Policy Matters is a quarterly series of reports that provide timely research and guidance on issues that are of concern to policymakers at the local, state, and national levels.

Volume 2, Issue 2 by Juliann Allison and Jonathan Davidson is entitled: Collaborative Regional Planning In California: Potential Models for Sustainable Governance.


Executive Summary

California faces several challenges related to population growth, economic needs, and infrastructure development. There is an increasing movement towards addressing these challenges at the regional level, with problems that are too big for any particular local government, and that require planning and coordination across various government and stakeholder groups. For instance, the state’s continuing demographic growth and urbanization intensify the conflicts between regional transportation policies and land use practices at the municipal level.

In this report, we analyze five recent initiatives widely considered to be characteristic of collaborative regional planning as it is practiced in California. We chose cases in new- growth regions such as the counties of Merced and Riverside and in more mature growth regions such as San Diego County and the Sacramento metropolitan area. We find several elements for successful efforts at collaborative planning, including the use of computer graphic technology, innovations in stakeholder outreach, and early recognition of environmental impacts. Thus, while prior efforts are helpful in collaborative regional planning, there are several innovations to help create new precedents for successful planning.
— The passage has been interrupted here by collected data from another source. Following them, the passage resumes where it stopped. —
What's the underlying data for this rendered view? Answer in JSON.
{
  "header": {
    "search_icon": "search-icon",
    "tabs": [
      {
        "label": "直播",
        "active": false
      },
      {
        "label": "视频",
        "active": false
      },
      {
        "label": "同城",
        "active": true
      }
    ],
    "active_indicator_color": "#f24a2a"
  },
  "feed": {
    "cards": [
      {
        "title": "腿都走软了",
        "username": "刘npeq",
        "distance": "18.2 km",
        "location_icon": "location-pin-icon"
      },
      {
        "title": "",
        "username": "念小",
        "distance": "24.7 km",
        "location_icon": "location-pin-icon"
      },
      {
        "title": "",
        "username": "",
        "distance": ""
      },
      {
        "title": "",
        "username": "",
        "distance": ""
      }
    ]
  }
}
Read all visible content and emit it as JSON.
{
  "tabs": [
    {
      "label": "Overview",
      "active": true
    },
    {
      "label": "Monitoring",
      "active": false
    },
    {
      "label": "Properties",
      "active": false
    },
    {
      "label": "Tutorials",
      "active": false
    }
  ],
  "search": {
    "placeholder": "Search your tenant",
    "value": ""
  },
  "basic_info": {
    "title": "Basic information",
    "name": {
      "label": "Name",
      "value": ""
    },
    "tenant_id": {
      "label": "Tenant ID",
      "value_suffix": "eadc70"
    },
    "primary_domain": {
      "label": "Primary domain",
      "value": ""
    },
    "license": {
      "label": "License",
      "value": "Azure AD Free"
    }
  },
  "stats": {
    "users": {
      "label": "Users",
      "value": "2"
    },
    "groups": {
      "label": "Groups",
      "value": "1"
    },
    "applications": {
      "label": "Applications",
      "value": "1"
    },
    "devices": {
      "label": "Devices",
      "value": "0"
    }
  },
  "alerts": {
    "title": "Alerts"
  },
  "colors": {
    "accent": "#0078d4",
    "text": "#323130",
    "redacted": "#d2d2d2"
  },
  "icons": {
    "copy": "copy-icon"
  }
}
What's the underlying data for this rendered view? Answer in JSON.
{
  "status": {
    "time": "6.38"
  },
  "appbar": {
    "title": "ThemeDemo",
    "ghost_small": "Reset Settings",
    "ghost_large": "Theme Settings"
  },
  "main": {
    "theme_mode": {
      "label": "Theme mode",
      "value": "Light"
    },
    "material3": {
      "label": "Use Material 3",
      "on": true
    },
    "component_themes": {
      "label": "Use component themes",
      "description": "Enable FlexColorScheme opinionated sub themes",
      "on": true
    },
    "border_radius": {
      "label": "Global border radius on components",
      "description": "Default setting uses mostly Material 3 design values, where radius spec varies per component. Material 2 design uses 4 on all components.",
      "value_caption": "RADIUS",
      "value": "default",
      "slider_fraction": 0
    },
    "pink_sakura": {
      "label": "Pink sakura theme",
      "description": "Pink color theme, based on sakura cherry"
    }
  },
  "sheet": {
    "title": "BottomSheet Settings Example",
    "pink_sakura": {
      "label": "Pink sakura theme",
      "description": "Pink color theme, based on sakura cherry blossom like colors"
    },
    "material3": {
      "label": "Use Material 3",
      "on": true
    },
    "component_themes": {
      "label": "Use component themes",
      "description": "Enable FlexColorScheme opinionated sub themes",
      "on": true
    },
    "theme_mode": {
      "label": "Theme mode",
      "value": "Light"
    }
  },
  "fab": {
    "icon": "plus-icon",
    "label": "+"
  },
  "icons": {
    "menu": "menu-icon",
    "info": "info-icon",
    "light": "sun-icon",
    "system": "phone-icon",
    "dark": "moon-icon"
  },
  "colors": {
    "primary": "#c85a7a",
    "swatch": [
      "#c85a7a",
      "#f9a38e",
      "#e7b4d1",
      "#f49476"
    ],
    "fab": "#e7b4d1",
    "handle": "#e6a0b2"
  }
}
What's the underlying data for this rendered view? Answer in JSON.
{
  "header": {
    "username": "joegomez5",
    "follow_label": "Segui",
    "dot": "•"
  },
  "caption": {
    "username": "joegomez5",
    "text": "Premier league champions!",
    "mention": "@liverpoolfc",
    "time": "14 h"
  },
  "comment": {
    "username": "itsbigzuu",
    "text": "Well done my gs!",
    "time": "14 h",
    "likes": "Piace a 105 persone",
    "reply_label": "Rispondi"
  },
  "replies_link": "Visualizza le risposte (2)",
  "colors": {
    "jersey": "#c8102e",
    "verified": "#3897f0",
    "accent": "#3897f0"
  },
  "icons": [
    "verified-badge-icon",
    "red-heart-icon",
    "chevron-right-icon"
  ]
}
Juliann Allison is associate professor of political science at the University of California, Riverside. She is Associate Director of the Edward J. Blakely Center for the Sustainable Suburban Development. Her teaching interests include international political economy and environmental politics. Her research efforts have been supported by the California Energy Commission and the National Science Foundation. She received her Ph.D from the University of California, Los Angeles and joined the UCR faculty in 1997.

Jonathan Davidson is currently researching policy impacts of the Clean Air Act for the Mellon Foundation. His research areas include land use policy, governmental law, and

alternative dispute resolution. Mr. Davidson received his M.R.P. from the University of North Carolina at Chapel Hill, J.D. from Washington University in St. Louis, and LL.M in Dispute Resolution at University of Missouri-Columbia.